In the drug discovery process, one of the challenges researchers face is how to accurately calculate the difference in free energy between different molecules. This work is critical to the development of new drugs because the stability and activity of many molecules directly affect their medical effectiveness. Since the free energy perturbation (FEP) method was introduced by Robert W. Zwanzig in 1954, this technique has become an important tool in the field of computational chemistry.
The free energy perturbation method is based on statistical mechanics and calculates the free energy difference from state A to state B through molecular dynamics or Monte Carlo simulation. According to the FEP method, the obtained free energy difference is given by the following formula:
ΔF(A → B) = FB - FA = -kBT ln ⟨exp(- (EB - EA)/kBT) A
Among them, T is the temperature, kB is Boltzmann's constant, and the angle brackets indicate the average of the simulation running results of state A. In practical applications, researchers usually run regular simulations for state A, and each time a new configuration is accepted, the energy of state B is also calculated. The difference between state A and state B can be a change in the type of atoms involved, or a change in structural geometry, so that the calculated ΔF is "changing one molecule into another" or is based on one or more A free energy map of a reaction coordinate, also known as the mean force potential (PMF).
However, free energy perturbation calculations will only converge correctly if the gap between the two states is small enough. Therefore, the perturbation usually needs to be divided into a series of smaller "windows", which need to be calculated independently. Since the simulation between each window does not require continuous communication, the process can be easily parallelized, a so-called "shameless parallel" setup.
Application of FEP
Free energy perturbation calculations have applications in many fields, including studying the energetics of host-guest binding, pKa prediction, studying the effects of solvents on reactions, and enzymatic reactions. Especially in drug discovery, this technology is used for virtual screening of ligands, computational mutation, and antibody affinity maturation. In order to study certain reactions, it is often necessary to involve quantum mechanical representations, because the force fields of molecular mechanics cannot handle the situation of broken bonds. Therefore, hybrid methods that combine the advantages of quantum mechanics and molecular mechanics are applied to these calculations.

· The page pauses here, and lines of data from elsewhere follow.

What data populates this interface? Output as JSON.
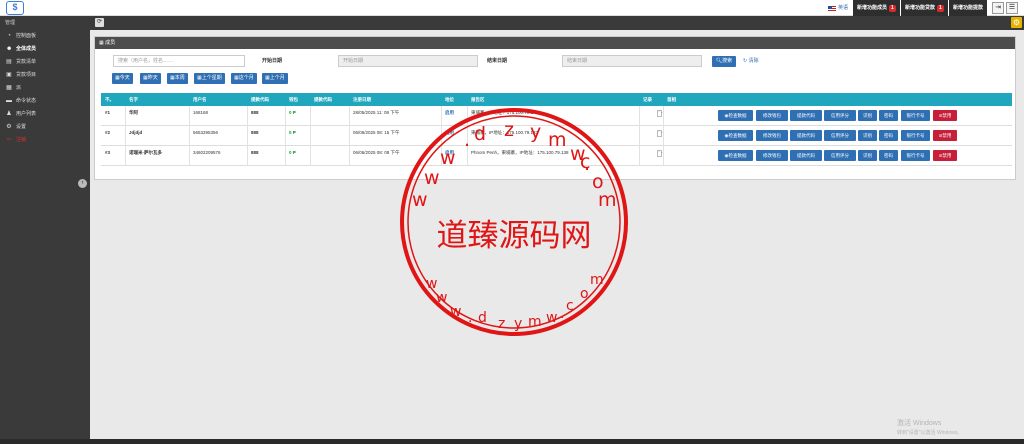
{
  "header": {
    "logo_text": "$",
    "language": "英语",
    "notifications": [
      {
        "label": "新增功能成员",
        "count": "1"
      },
      {
        "label": "新增功能贷款",
        "count": "1"
      },
      {
        "label": "新增功能提款",
        "count": ""
      }
    ]
  },
  "sidebar": {
    "heading": "管理",
    "items": [
      {
        "icon": "dashboard-icon",
        "label": "控制面板"
      },
      {
        "icon": "users-icon",
        "label": "全体成员"
      },
      {
        "icon": "list-icon",
        "label": "贷款清单"
      },
      {
        "icon": "money-icon",
        "label": "贷款项目"
      },
      {
        "icon": "grid-icon",
        "label": "派"
      },
      {
        "icon": "truck-icon",
        "label": "命令状态"
      },
      {
        "icon": "user-icon",
        "label": "用户列表"
      },
      {
        "icon": "gear-icon",
        "label": "设置"
      },
      {
        "icon": "logout-icon",
        "label": "注销"
      }
    ]
  },
  "panel": {
    "title": "成员",
    "search_placeholder": "搜索（用户名，姓名……",
    "start_label": "开始日期",
    "start_placeholder": "开始日期",
    "end_label": "结束日期",
    "end_placeholder": "结束日期",
    "search_button": "搜索",
    "reset_link": "清除",
    "quick_ranges": [
      "今天",
      "昨天",
      "本周",
      "上个星期",
      "这个月",
      "上个月"
    ]
  },
  "table": {
    "columns": [
      "不。",
      "名字",
      "用户名",
      "提款代码",
      "钱包",
      "提款代码",
      "注册日期",
      "地位",
      "报告区",
      "记录",
      "首相"
    ],
    "rows": [
      {
        "no": "#1",
        "name": "华阿",
        "username": "168168",
        "withdraw_code": "888",
        "wallet": "0 ₱",
        "code2": "",
        "date": "28/05/2025 11: 08 下午",
        "status": "启用",
        "report": "東埔寨，IP地址：175.100.79.175"
      },
      {
        "no": "#2",
        "name": "Jdjdjd",
        "username": "5653295356",
        "withdraw_code": "888",
        "wallet": "0 ₱",
        "code2": "",
        "date": "06/06/2025 08: 15 下午",
        "status": "启用",
        "report": "東埔寨，IP地址：175.100.79.133"
      },
      {
        "no": "#3",
        "name": "诺瑞米·萨尔瓦多",
        "username": "34602209576",
        "withdraw_code": "888",
        "wallet": "0 ₱",
        "code2": "",
        "date": "06/06/2025 08: 08 下午",
        "status": "启用",
        "report": "Phnom Penh，東埔寨，IP地址：175.100.79.138"
      }
    ],
    "actions": [
      "检查数据",
      "修改钱包",
      "提款代码",
      "信用评分",
      "识别",
      "密码",
      "银行卡号",
      "禁用"
    ]
  },
  "watermark": {
    "center": "道臻源码网",
    "ring": "www.dzymw.com"
  },
  "os_watermark": {
    "line1": "激活 Windows",
    "line2": "转到\"设置\"以激活 Windows。"
  }
}
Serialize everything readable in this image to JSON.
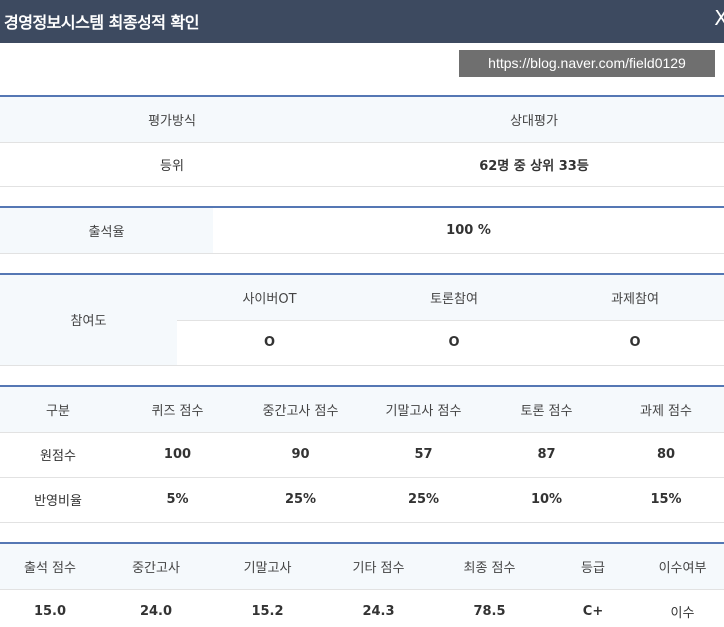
{
  "window": {
    "title": "경영정보시스템 최종성적 확인",
    "close_glyph": "X"
  },
  "watermark": "https://blog.naver.com/field0129",
  "evaluation": {
    "method_label": "평가방식",
    "method_value": "상대평가",
    "rank_label": "등위",
    "rank_value": "62명 중 상위 33등"
  },
  "attendance": {
    "label": "출석율",
    "value": "100 %"
  },
  "participation": {
    "label": "참여도",
    "columns": [
      "사이버OT",
      "토론참여",
      "과제참여"
    ],
    "values": [
      "O",
      "O",
      "O"
    ]
  },
  "scores": {
    "headers": [
      "구분",
      "퀴즈 점수",
      "중간고사 점수",
      "기말고사 점수",
      "토론 점수",
      "과제 점수"
    ],
    "raw_label": "원점수",
    "raw_values": [
      "100",
      "90",
      "57",
      "87",
      "80"
    ],
    "weight_label": "반영비율",
    "weight_values": [
      "5%",
      "25%",
      "25%",
      "10%",
      "15%"
    ]
  },
  "final": {
    "headers": [
      "출석 점수",
      "중간고사",
      "기말고사",
      "기타 점수",
      "최종 점수",
      "등급",
      "이수여부"
    ],
    "values": [
      "15.0",
      "24.0",
      "15.2",
      "24.3",
      "78.5",
      "C+",
      "이수"
    ]
  },
  "colors": {
    "title_bar": "#3d4a60",
    "table_border": "#5577b4",
    "header_bg": "#f5f9fc"
  }
}
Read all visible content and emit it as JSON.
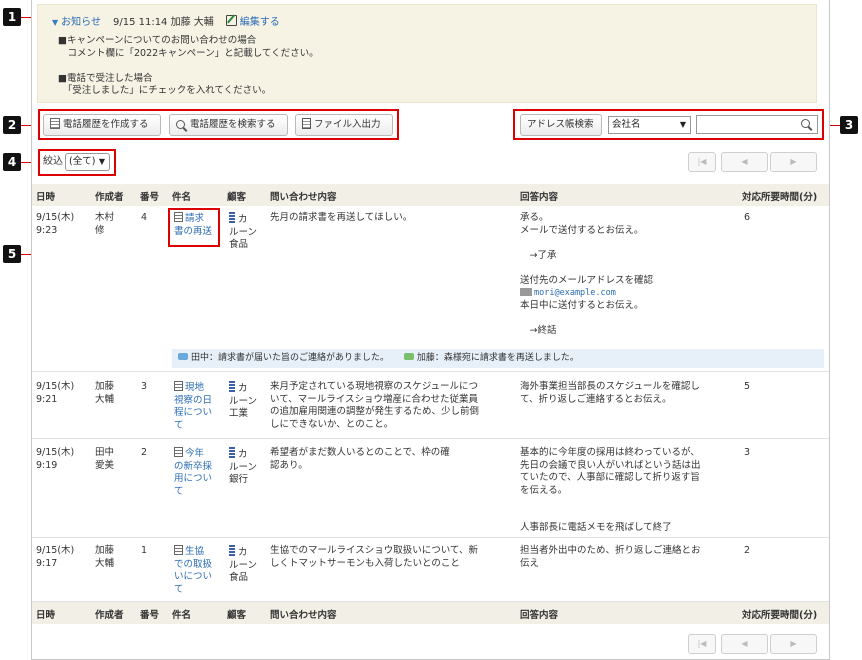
{
  "callouts": [
    "1",
    "2",
    "3",
    "4",
    "5"
  ],
  "notice": {
    "title": "お知らせ",
    "meta": "9/15 11:14 加藤 大輔",
    "edit_label": "編集する",
    "body": "■キャンペーンについてのお問い合わせの場合\n　コメント欄に「2022キャンペーン」と記載してください。\n\n■電話で受注した場合\n　「受注しました」にチェックを入れてください。"
  },
  "toolbar": {
    "create_label": "電話履歴を作成する",
    "search_label": "電話履歴を検索する",
    "file_label": "ファイル入出力"
  },
  "address": {
    "button_label": "アドレス帳検索",
    "field_select": "会社名",
    "input_value": ""
  },
  "filter": {
    "label": "絞込",
    "selected": "(全て)"
  },
  "pager": {
    "first": "|◀",
    "prev": "◀",
    "next": "▶"
  },
  "columns": {
    "date": "日時",
    "author": "作成者",
    "number": "番号",
    "subject": "件名",
    "customer": "顧客",
    "inquiry": "問い合わせ内容",
    "answer": "回答内容",
    "minutes": "対応所要時間(分)"
  },
  "rows": [
    {
      "date": "9/15(木)\n9:23",
      "author": "木村\n修",
      "number": "4",
      "subject": "請求\n書の再送",
      "customer": "カ\nルーン\n食品",
      "inquiry": "先月の請求書を再送してほしい。",
      "answer_top": "承る。\nメールで送付するとお伝え。\n\n　→了承\n\n送付先のメールアドレスを確認",
      "answer_email": "mori@example.com",
      "answer_bottom": "本日中に送付するとお伝え。\n\n　→終話",
      "minutes": "6"
    },
    {
      "date": "9/15(木)\n9:21",
      "author": "加藤\n大輔",
      "number": "3",
      "subject": "現地\n視察の日\n程につい\nて",
      "customer": "カ\nルーン\n工業",
      "inquiry": "来月予定されている現地視察のスケジュールにつ\nいて、マールライスショウ増産に合わせた従業員\nの追加雇用関連の調整が発生するため、少し前倒\nしにできないか、とのこと。",
      "answer": "海外事業担当部長のスケジュールを確認し\nて、折り返しご連絡するとお伝え。",
      "minutes": "5"
    },
    {
      "date": "9/15(木)\n9:19",
      "author": "田中\n愛美",
      "number": "2",
      "subject": "今年\nの新卒採\n用につい\nて",
      "customer": "カ\nルーン\n銀行",
      "inquiry": "希望者がまだ数人いるとのことで、枠の確\n認あり。",
      "answer": "基本的に今年度の採用は終わっているが、\n先日の会議で良い人がいればという話は出\nていたので、人事部に確認して折り返す旨\nを伝える。\n\n\n人事部長に電話メモを飛ばして終了",
      "minutes": "3"
    },
    {
      "date": "9/15(木)\n9:17",
      "author": "加藤\n大輔",
      "number": "1",
      "subject": "生協\nでの取扱\nいについ\nて",
      "customer": "カ\nルーン\n食品",
      "inquiry": "生協でのマールライスショウ取扱いについて、新\nしくトマットサーモンも入荷したいとのこと",
      "answer": "担当者外出中のため、折り返しご連絡とお\n伝え",
      "minutes": "2"
    }
  ],
  "comments": {
    "first": "田中：請求書が届いた旨のご連絡がありました。",
    "second": "加藤：森様宛に請求書を再送しました。"
  },
  "colors": {
    "accent": "#2a6cb5",
    "callout_border": "#dd0000",
    "notice_bg": "#f6f2e4",
    "header_bg": "#f2efe6",
    "comment_bg": "#e7f0f8"
  }
}
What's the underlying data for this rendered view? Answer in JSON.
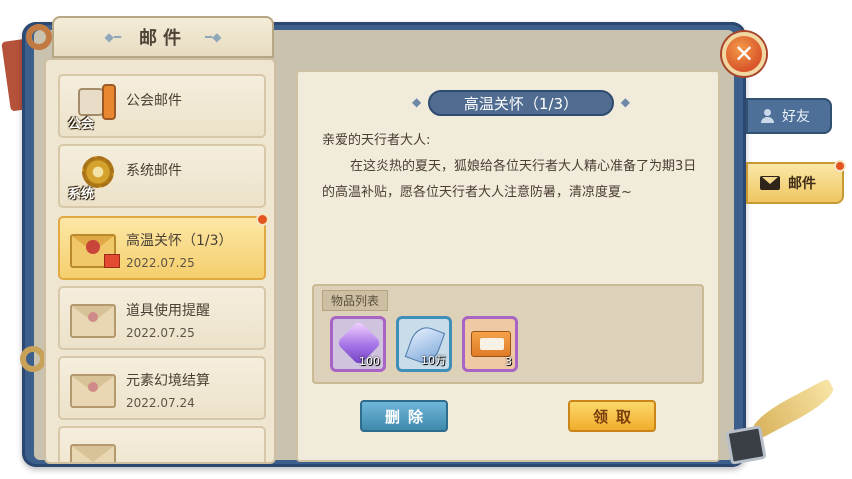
{
  "window": {
    "title": "邮件"
  },
  "mail_list": [
    {
      "title": "公会邮件",
      "date": "",
      "icon": "guild-horn-icon",
      "icon_caption": "公会",
      "selected": false,
      "unread": false
    },
    {
      "title": "系统邮件",
      "date": "",
      "icon": "system-gear-icon",
      "icon_caption": "系统",
      "selected": false,
      "unread": false
    },
    {
      "title": "高温关怀（1/3）",
      "date": "2022.07.25",
      "icon": "gift-envelope-icon",
      "icon_caption": "",
      "selected": true,
      "unread": true
    },
    {
      "title": "道具使用提醒",
      "date": "2022.07.25",
      "icon": "envelope-icon",
      "icon_caption": "",
      "selected": false,
      "unread": false
    },
    {
      "title": "元素幻境结算",
      "date": "2022.07.24",
      "icon": "envelope-icon",
      "icon_caption": "",
      "selected": false,
      "unread": false
    }
  ],
  "detail": {
    "title": "高温关怀（1/3）",
    "greeting": "亲爱的天行者大人:",
    "body": "在这炎热的夏天，狐娘给各位天行者大人精心准备了为期3日的高温补贴，愿各位天行者大人注意防暑，清凉度夏~",
    "items_label": "物品列表",
    "rewards": [
      {
        "icon": "crystal-icon",
        "quantity": "100",
        "rarity": "purple"
      },
      {
        "icon": "leaf-icon",
        "quantity": "10万",
        "rarity": "blue"
      },
      {
        "icon": "ticket-icon",
        "quantity": "3",
        "rarity": "purple"
      }
    ],
    "delete_label": "删除",
    "claim_label": "领取"
  },
  "side_tabs": [
    {
      "label": "好友",
      "icon": "person-icon",
      "active": false
    },
    {
      "label": "邮件",
      "icon": "envelope-icon",
      "active": true
    }
  ],
  "colors": {
    "frame": "#3d5f8c",
    "parchment": "#f1ebdc",
    "selected": "#f5cf6d",
    "unread_dot": "#e2531f",
    "delete_button": "#3f89ad",
    "claim_button": "#f1ad2c"
  }
}
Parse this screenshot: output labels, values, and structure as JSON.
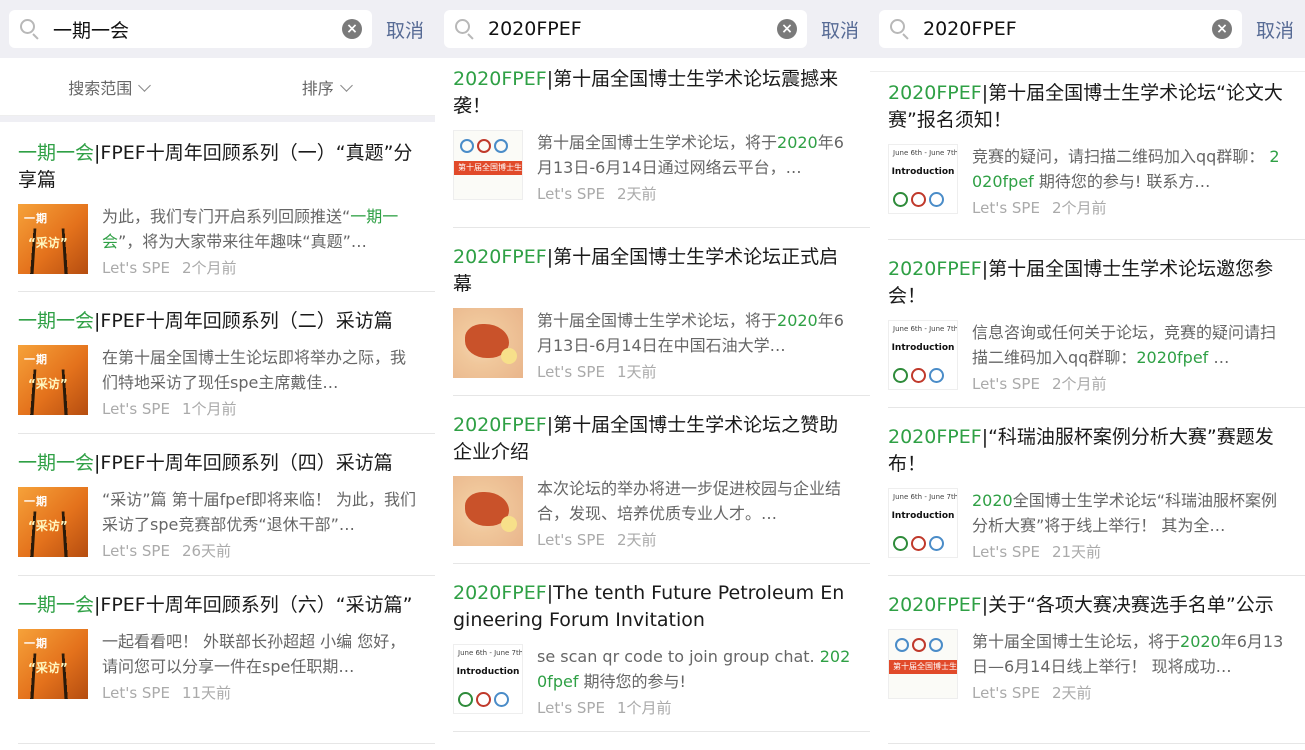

"FEP fully demonstrates the potential of computational materials science and drug design processes."
Another common free energy calculation technique is umbrella sampling, which is mainly used to calculate the free energy changes accompanying changes in position coordinates, although this method can also be used to study chemical transformations. In addition, the thermodynamic integration method is an alternative to FEP in calculating the mean force potential, while the Bennett acceptance ratio method is considered to be more efficient. With the development of these technologies, the adaptability and application scope of FEP continue to expand, such as the allocation calculation of free energy changes in sub-regions of chemical structures.
FEP related software
In order to facilitate scientific researchers to perform FEP calculations, a variety of professional software has been launched on the market, including:
- Flare
- FEP
- FEP+
- AMBER
- BOSS
- CHARMM
- Desmond
- GROMACS
- MacroModel
- MOLARIS
- NAMD
- Tinker
- Q
- QUELO
Conclusion
Overall, free energy perturbation methods have undoubtedly become an indispensable tool in the fields of drug discovery and materials science. By accurately calculating the interactions between molecules, FEP can not only accelerate the drug development process, but also improve our understanding of cellular and molecular mechanisms. However, with the development of new technologies and theoretical advancement, what challenges and opportunities will free energy perturbation methods still face in the future?